The 7-2 decision authored by Justice Amy Coney Barrett enables R.J. Reynolds Vapor Company to proceed in the 5th U.S. Circuit Court of Appeals, regarded as the nation’s most conservative appeals court, in the company’s bid to market its “Vuse Alto” flavored e-cigarette products by suing alongside retailers.
The 5th Circuit has been more friendly to the industry, but the company still may face a tough road ahead, as the justices earlier this term rebuked the 5th Circuit’s approach in a similar case.
Two of the court’s liberal justices, Ketanji Brown Jackson and Sonia Sotomayor, dissented from Friday’s decision.
Under federal law, “any person adversely affected” by the FDA denying a tobacco or e-cigarette marketing application can petition the federal appeals court in Washington, D.C., or where they have their principal place of business.
R.J. Reynolds is based in North Carolina, which is covered by the 4th U.S. Circuit Court of Appeals.
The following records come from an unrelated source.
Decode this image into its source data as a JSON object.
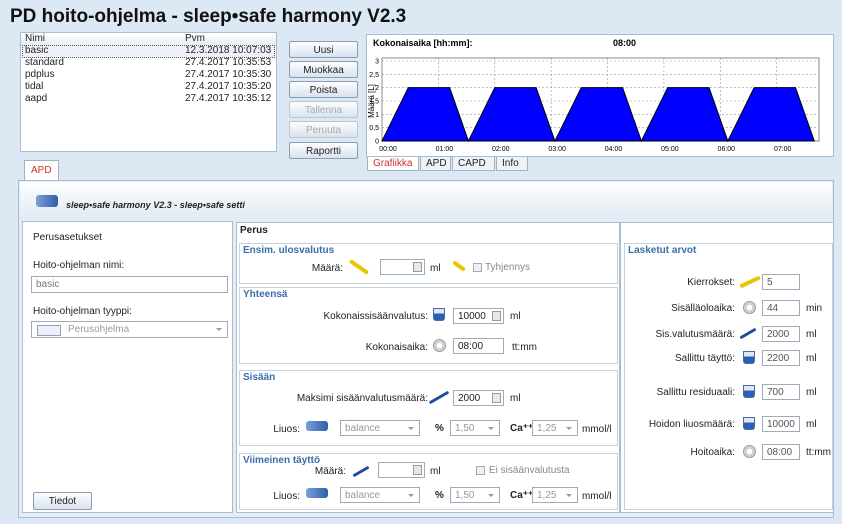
{
  "title": "PD hoito-ohjelma - sleep•safe harmony V2.3",
  "list": {
    "headers": [
      "Nimi",
      "Pvm"
    ],
    "rows": [
      [
        "basic",
        "12.3.2018 10:07:03"
      ],
      [
        "standard",
        "27.4.2017 10:35:53"
      ],
      [
        "pdplus",
        "27.4.2017 10:35:30"
      ],
      [
        "tidal",
        "27.4.2017 10:35:20"
      ],
      [
        "aapd",
        "27.4.2017 10:35:12"
      ]
    ]
  },
  "buttons": [
    {
      "label": "Uusi"
    },
    {
      "label": "Muokkaa"
    },
    {
      "label": "Poista"
    },
    {
      "label": "Tallenna",
      "disabled": true
    },
    {
      "label": "Peruuta",
      "disabled": true
    },
    {
      "label": "Raportti"
    }
  ],
  "chart": {
    "type": "area",
    "title": "Kokonaisaika [hh:mm]:",
    "total": "08:00",
    "ylabel": "Määrä [L]",
    "x": [
      0,
      28,
      72,
      92,
      120,
      164,
      184,
      212,
      256,
      276,
      304,
      348,
      368,
      396,
      440,
      460
    ],
    "values": [
      0,
      2,
      2,
      0,
      2,
      2,
      0,
      2,
      2,
      0,
      2,
      2,
      0,
      2,
      2,
      0
    ],
    "color": "#0000ff",
    "xlim": [
      0,
      465
    ],
    "ylim": [
      0,
      3
    ],
    "xticks": [
      {
        "value": 0,
        "label": "00:00"
      },
      {
        "value": 60,
        "label": "01:00"
      },
      {
        "value": 120,
        "label": "02:00"
      },
      {
        "value": 180,
        "label": "03:00"
      },
      {
        "value": 240,
        "label": "04:00"
      },
      {
        "value": 300,
        "label": "05:00"
      },
      {
        "value": 360,
        "label": "06:00"
      },
      {
        "value": 420,
        "label": "07:00"
      }
    ],
    "yticks": [
      0,
      {
        "value": 0.5,
        "label": "0,5"
      },
      1,
      {
        "value": 1.5,
        "label": "1,5"
      },
      2,
      {
        "value": 2.5,
        "label": "2,5"
      },
      3
    ],
    "grid": true
  },
  "chart_tabs": [
    "Grafiikka",
    "APD",
    "CAPD",
    "Info"
  ],
  "main_tab": "APD",
  "set_header": "sleep•safe harmony V2.3 - sleep•safe setti",
  "basic": {
    "title": "Perusasetukset",
    "name_label": "Hoito-ohjelman nimi:",
    "name": "basic",
    "type_label": "Hoito-ohjelman tyyppi:",
    "type": "Perusohjelma",
    "details_button": "Tiedot"
  },
  "perus": {
    "title": "Perus",
    "initial_drain": {
      "title": "Ensim. ulosvalutus",
      "amount_label": "Määrä:",
      "unit": "ml",
      "checkbox": "Tyhjennys"
    },
    "total": {
      "title": "Yhteensä",
      "inflow_label": "Kokonaissisäänvalutus:",
      "inflow": 10000,
      "inflow_unit": "ml",
      "time_label": "Kokonaisaika:",
      "time": "08:00",
      "time_unit": "tt:mm"
    },
    "inflow": {
      "title": "Sisään",
      "max_label": "Maksimi sisäänvalutusmäärä:",
      "max": 2000,
      "max_unit": "ml",
      "solution_label": "Liuos:",
      "solution": "balance",
      "percent_label": "%",
      "percent": "1,50",
      "ca_label": "Ca⁺⁺",
      "ca": "1,25",
      "ca_unit": "mmol/l"
    },
    "last_fill": {
      "title": "Viimeinen täyttö",
      "amount_label": "Määrä:",
      "unit": "ml",
      "checkbox": "Ei sisäänvalutusta",
      "solution_label": "Liuos:",
      "solution": "balance",
      "percent_label": "%",
      "percent": "1,50",
      "ca_label": "Ca⁺⁺",
      "ca": "1,25",
      "ca_unit": "mmol/l"
    }
  },
  "calculated": {
    "title": "Lasketut arvot",
    "rows": [
      {
        "label": "Kierrokset:",
        "value": 5
      },
      {
        "label": "Sisälläoloaika:",
        "value": 44,
        "unit": "min"
      },
      {
        "label": "Sis.valutusmäärä:",
        "value": 2000,
        "unit": "ml"
      },
      {
        "label": "Sallittu täyttö:",
        "value": 2200,
        "unit": "ml"
      },
      {
        "label": "Sallittu residuaali:",
        "value": 700,
        "unit": "ml"
      },
      {
        "label": "Hoidon liuosmäärä:",
        "value": 10000,
        "unit": "ml"
      },
      {
        "label": "Hoitoaika:",
        "value": "08:00",
        "unit": "tt:mm"
      }
    ]
  }
}
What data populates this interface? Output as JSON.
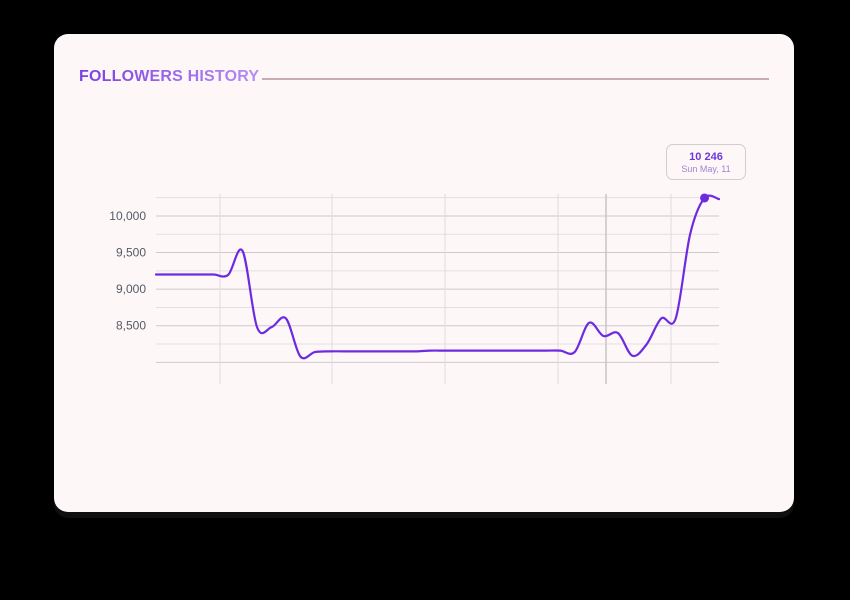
{
  "card": {
    "title": "FOLLOWERS HISTORY"
  },
  "colors": {
    "line": "#6d2be0",
    "grid": "#d8d3d6",
    "axis_text": "#555a64",
    "rule": "#c8aab5",
    "background": "#fdf7f8"
  },
  "tooltip": {
    "value": "10 246",
    "date": "Sun May, 11"
  },
  "chart_data": {
    "type": "line",
    "title": "FOLLOWERS HISTORY",
    "xlabel": "",
    "ylabel": "",
    "ylim": [
      7950,
      10300
    ],
    "y_ticks": [
      10000,
      9500,
      9000,
      8500
    ],
    "y_tick_labels": [
      "10,000",
      "9,500",
      "9,000",
      "8,500"
    ],
    "grid": true,
    "series": [
      {
        "values": [
          9200,
          9200,
          9200,
          9200,
          9200,
          9195,
          9520,
          8480,
          8480,
          8600,
          8080,
          8140,
          8150,
          8150,
          8150,
          8150,
          8150,
          8150,
          8150,
          8160,
          8160,
          8160,
          8160,
          8160,
          8160,
          8160,
          8160,
          8160,
          8160,
          8140,
          8540,
          8360,
          8400,
          8090,
          8250,
          8600,
          8600,
          9750,
          10246,
          10230
        ]
      }
    ],
    "highlight": {
      "index": 38,
      "value": 10246,
      "label": "10 246",
      "date": "Sun May, 11"
    }
  }
}
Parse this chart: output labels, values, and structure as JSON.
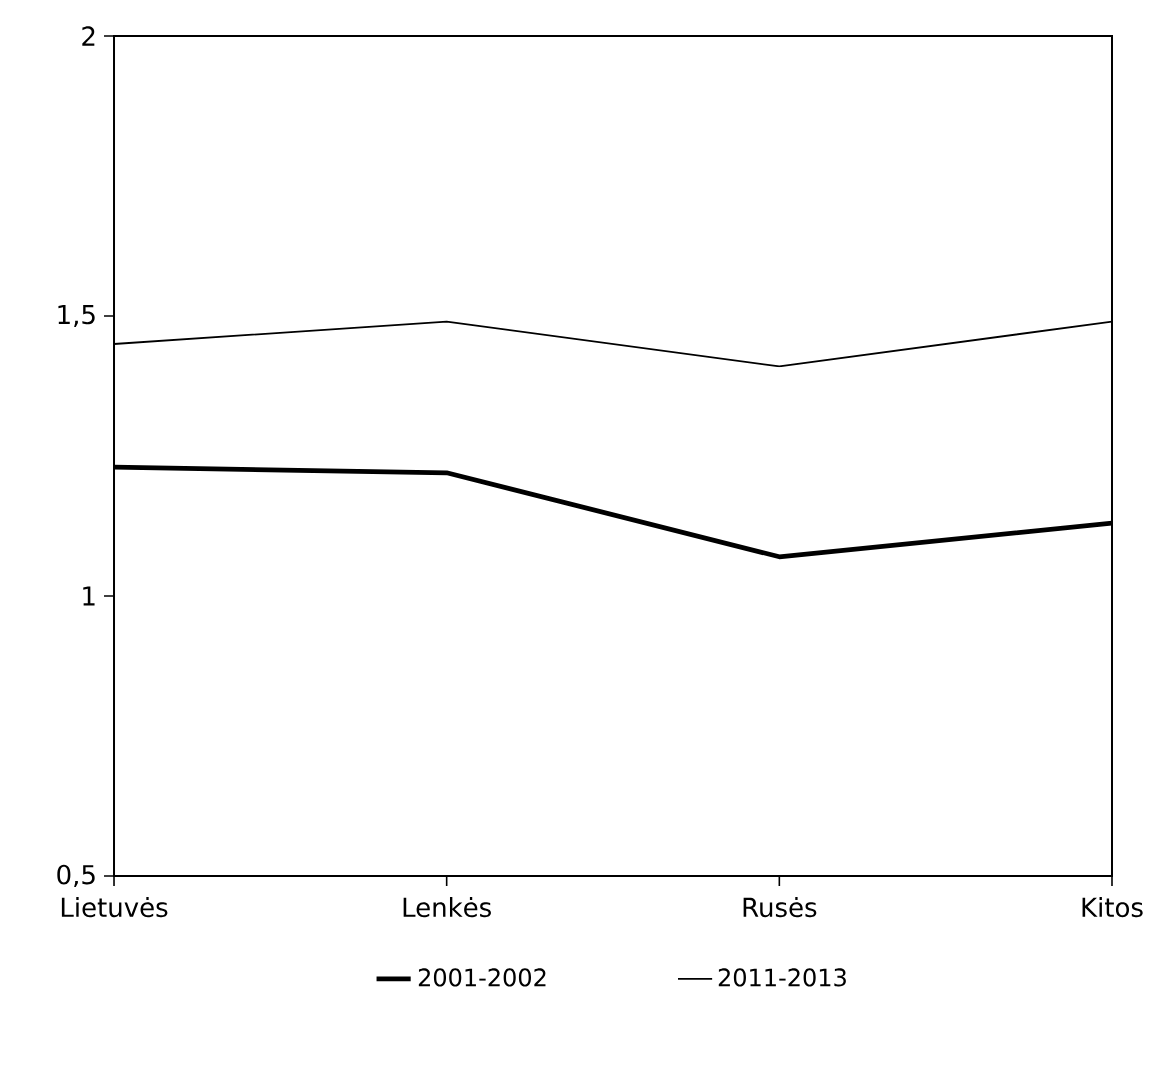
{
  "chart_data": {
    "type": "line",
    "categories": [
      "Lietuvės",
      "Lenkės",
      "Rusės",
      "Kitos"
    ],
    "series": [
      {
        "name": "2001-2002",
        "color": "#000000",
        "values": [
          1.23,
          1.22,
          1.07,
          1.13
        ]
      },
      {
        "name": "2011-2013",
        "color": "#000000",
        "values": [
          1.45,
          1.49,
          1.41,
          1.49
        ]
      }
    ],
    "ylim": [
      0.5,
      2
    ],
    "yticks": [
      {
        "value": 0.5,
        "label": "0,5"
      },
      {
        "value": 1,
        "label": "1"
      },
      {
        "value": 1.5,
        "label": "1,5"
      },
      {
        "value": 2,
        "label": "2"
      }
    ],
    "grid": false,
    "legend": "bottom",
    "marker": "none",
    "line_style": "solid"
  }
}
But both that court and the one in D.C. have rejected the company’s legal theory that the FDA acted arbitrarily and capriciously in denying the authorization because it changed the evidentiary standard.
The 5th Circuit, however, which covers Louisiana, Mississippi and Texas, has been more friendly to the industry.
So the company sought review there, joined by a Texas retail store that sells Vuse Alto products and a Mississippi trade association of gas stations and convenience stores. The Supreme Court agreed to hear the federal government’s appeal after the 5th Circuit refused to transfer the case.
“Because Avail Vapor and the trade association have their principal places of business in Texas and Mississippi, respectively, they could both file in the Fifth Circuit. So when it denied the FDA’s motion to dismiss or transfer, the Fifth Circuit correctly concluded that at least one proper petitioner had venue,” Barrett wrote.
In dissent, Jackson said the statute does not allow retailers to sue.
“And, here, all the usual tools of statutory interpretation point in the same direction: Congress established a detailed scheme for manufacturers to obtain authorization to market new tobacco products—a scheme within which retailers have no rights and play no role—and, in the context of that scheme, Congress provided a cause of action for the protection of the manufacturers’ statutorily created interests,” Jackson wrote.
The case now returns to the lower courts, but the companies may still face a steep path to getting their product approved. In another case decided earlier this term, the Supreme Court found the FDA acted lawfully in rejecting two other vaping companies’ applications, reversing the 5th Circuit’s contrary decision.
“In today’s decision, the Supreme Court recognized that federal agency action can have downstream effects that can be devastating for parties that are not the most direct target of the agency’s action. The Court’s decision ensures that the courthouse doors are not closed for those adversely affected parties,” Ryan Watson, a partner at Jones Day who argued the case on behalf of the companies, said in a statement.